Più in generale, è l’intera partita della nuova impiantistica a preoccupare il comitato. “Dei 18 progetti in fase di realizzazione e autorizzazione, soltanto 4 riceveranno finanziamenti dal PNRR. Questo ci dice chiaramente quanto questo piano sia inadempiente rispetto ai principi di Economia Circolare sanciti dalla comunità Europea” segnala il comitato. E tra questi non ci sono i gassificatori “che la comunità Europea disincentiva concretamente e che graverebbero totalmente sulle bollette dei cittadini, mentre servirebbero impianti di differenziazione spinta e riciclo”. Ma perché insistere sull’economia dei rifiuti basati sulla “combustione”? “Perché rende molto di più dal punto di vista economico, spinge a costruire impianti più grandi, costosi e remunerativi.
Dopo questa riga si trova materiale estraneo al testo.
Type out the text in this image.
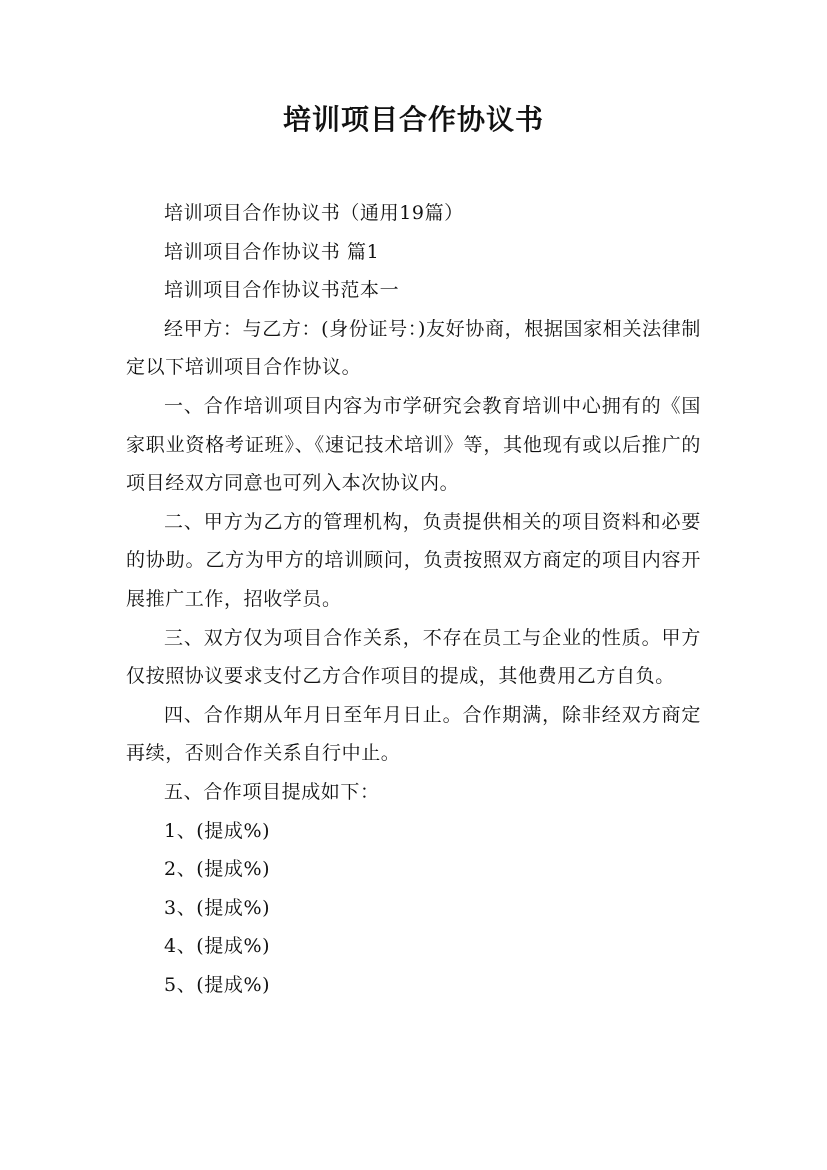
培训项目合作协议书

培训项目合作协议书（通用19篇）

培训项目合作协议书 篇1

培训项目合作协议书范本一

经甲方：与乙方：(身份证号：)友好协商，根据国家相关法律制定以下培训项目合作协议。

一、合作培训项目内容为市学研究会教育培训中心拥有的《国家职业资格考证班》、《速记技术培训》等，其他现有或以后推广的项目经双方同意也可列入本次协议内。

二、甲方为乙方的管理机构，负责提供相关的项目资料和必要的协助。乙方为甲方的培训顾问，负责按照双方商定的项目内容开展推广工作，招收学员。

三、双方仅为项目合作关系，不存在员工与企业的性质。甲方仅按照协议要求支付乙方合作项目的提成，其他费用乙方自负。

四、合作期从年月日至年月日止。合作期满，除非经双方商定再续，否则合作关系自行中止。

五、合作项目提成如下：

1、(提成%)

2、(提成%)

3、(提成%)

4、(提成%)

5、(提成%)
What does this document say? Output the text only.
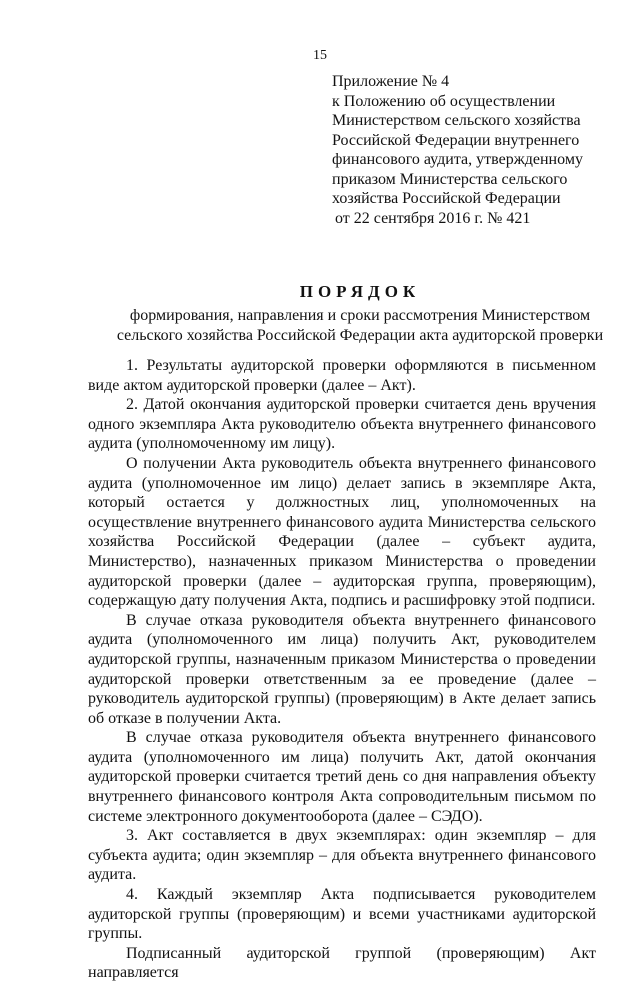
15
Приложение № 4
к Положению об осуществлении
Министерством сельского хозяйства
Российской Федерации внутреннего
финансового аудита, утвержденному
приказом Министерства сельского
хозяйства Российской Федерации
от 22 сентября 2016 г. № 421
ПОРЯДОК
формирования, направления и сроки рассмотрения Министерством
сельского хозяйства Российской Федерации акта аудиторской проверки

1. Результаты аудиторской проверки оформляются в письменном виде актом аудиторской проверки (далее – Акт).

2. Датой окончания аудиторской проверки считается день вручения одного экземпляра Акта руководителю объекта внутреннего финансового аудита (уполномоченному им лицу).

О получении Акта руководитель объекта внутреннего финансового аудита (уполномоченное им лицо) делает запись в экземпляре Акта, который остается у должностных лиц, уполномоченных на осуществление внутреннего финансового аудита Министерства сельского хозяйства Российской Федерации (далее – субъект аудита, Министерство), назначенных приказом Министерства о проведении аудиторской проверки (далее – аудиторская группа, проверяющим), содержащую дату получения Акта, подпись и расшифровку этой подписи.

В случае отказа руководителя объекта внутреннего финансового аудита (уполномоченного им лица) получить Акт, руководителем аудиторской группы, назначенным приказом Министерства о проведении аудиторской проверки ответственным за ее проведение (далее – руководитель аудиторской группы) (проверяющим) в Акте делает запись об отказе в получении Акта.

В случае отказа руководителя объекта внутреннего финансового аудита (уполномоченного им лица) получить Акт, датой окончания аудиторской проверки считается третий день со дня направления объекту внутреннего финансового контроля Акта сопроводительным письмом по системе электронного документооборота (далее – СЭДО).

3. Акт составляется в двух экземплярах: один экземпляр – для субъекта аудита; один экземпляр – для объекта внутреннего финансового аудита.

4. Каждый экземпляр Акта подписывается руководителем аудиторской группы (проверяющим) и всеми участниками аудиторской группы.

Подписанный аудиторской группой (проверяющим) Акт направляется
Che però non solo non riciclano, ma producono gas il cui smaltimento sarà sempre più penalizzato dalle future direttive UE, e quindi porterà a bollette sempre più costose per i cittadini”. “Sarà un caso – si chiede Cardone – che in Italia gli impianti di combustione sono proposti da privati mentre quelli di differenziazione e recupero invece sono sostenuti da aziende municipalizzate, quindi pubbliche, che non hanno tra gli obiettivi il profitto ma solo l’ottimizzazione di servizi e tariffe?”. Un riferimento chiaro al progetto “multiutility regionale”, che ha diviso il Pd sulla quotazione in borsa e crea malumori perfino nel centrodestra, e che sarà la patata bollente della politica dei prossimi mesi.